Google sees value in using location-based services such as Google Latitude and Google Buzz to provide recommendations by connecting to disparate Web services.
But the search engine believes it’s just as important to mitigate the potential privacy scares associated with such services.
eWEEK described to Steve Lee, product manager for Google Maps for mobile and Google Latitude, how a location-based mashup might work:
““Chris and Roger are friends and both users of location-based services, such as Google Latitude or Google Buzz for mobile. Chris searches Yelp reviews for Shutter Island, suggesting he might be interested in the film. Chris’ friend Roger buys tickets from Fandango to see Shutter Island. Google Latitude or Buzz are notified behind the scenes about these Yelp and Fandango actions and calculate that Chris and Roger are friends. When Roger pulls into the theater parking lot, Chris gets an alert from Latitude or Buzz saying Roger has pulled into the lot to see Shutter Island and suggests he either meet him there or call him to see if he can join him.”“
This sort of location-based aggregation can help move applications such as Google Latitude, Google buzz for mobile and services from startups such as Foursquare, Gowalla, Brightkite and Loopt from the fringe to the mainstream.
Lee called such location mashup scenarios very compelling, noting, “I think it’s something that Google would love to offer users. What’s important in scenarios where users are looking for information between different sources is that you’re transparent for end users.”
There would have to be a mutual understanding between the friend providing the recommendation from an app and the recipient of the recommendation for this to work.
“You also have to mitigate the creepy factor. A lot of services like that are part amazing and compelling and part creepy. If you are very up front and transparent then the user understands how that info was derived and it removes most of the creepiness. Then you have to decide to make it opt-in or opt-out, you have to give the user a choice to be able to say ‘No, I don’t want to be part of this.’ You have to have very specific controls to mitigate the creepy factor.”

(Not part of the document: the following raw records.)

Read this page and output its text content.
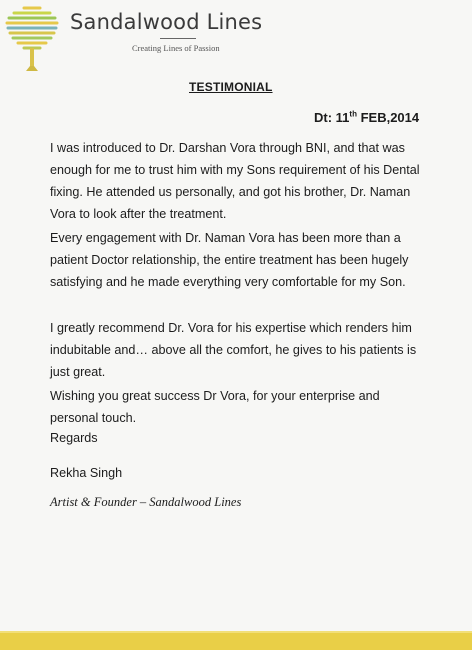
Sandalwood Lines
Creating Lines of Passion
TESTIMONIAL
Dt: 11th FEB,2014

I was introduced to Dr. Darshan Vora through BNI, and that was enough for me to trust him with my Sons requirement of his Dental fixing. He attended us personally, and got his brother, Dr. Naman Vora to look after the treatment.

Every engagement with Dr. Naman Vora has been more than a patient Doctor relationship, the entire treatment has been hugely satisfying and he made everything very comfortable for my Son.

I greatly recommend Dr. Vora for his expertise which renders him indubitable and… above all the comfort, he gives to his patients is just great.

Wishing you great success Dr Vora, for your enterprise and personal touch.

Regards
Rekha Singh
Artist & Founder – Sandalwood Lines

Yes, folks, Google thinks very seriously about user privacy despite what privacy watchdogs allege. Google tests its own software long before it releases it to mitigate any creepy factor.
For example, Google only launched Location History for its Latitude friend-finding app last November, but Lee has been using Location History since the Latitude app launched in February 2009.
Lee described his reaction:
“When we visualized [Location History] on a Google Map and Google earth, my initial reaction was this was amazingly cool and had amazing possibilities. But it was definitely also creepy. It’s good to have a mixture of the two [amazing and creepy] because it drives our decisions and our policies around giving users choice of how this info is shared.”
With that in mind, Lee and his teamdeveloped Latitude’s Location History and Location Alerts with a second opt-in so that users had to explicitly choose to share location data. Moreover, users can export their Location History as a KML file and delete all of this data with one click, or select specific date ranges or specific points for deletion.
This is sort of thing that should allay fears from privacy watchdogs such as the Electronic Frontier Foundation, which is already concerned about the potential abuse of consumer privacy by location-based services such as Google Latitude, whose Location Alerts and Location History features provide a treasure trove of information on users; whereabouts.
That isn’t going to stop Google from moving the ball forward for location-based apps.
Noting that Latitude and Google Buzz for mobile help users “meet up,” Lee said Google will continue to invest time and resources into surfacing “richer content information about a place, and to let friends and users tell people about that place.”
For Google, that is where the true intersection between location and social networking lies. Whether that is instantiated in location-based mashups involving e-commerce transactions or not remains to be seen.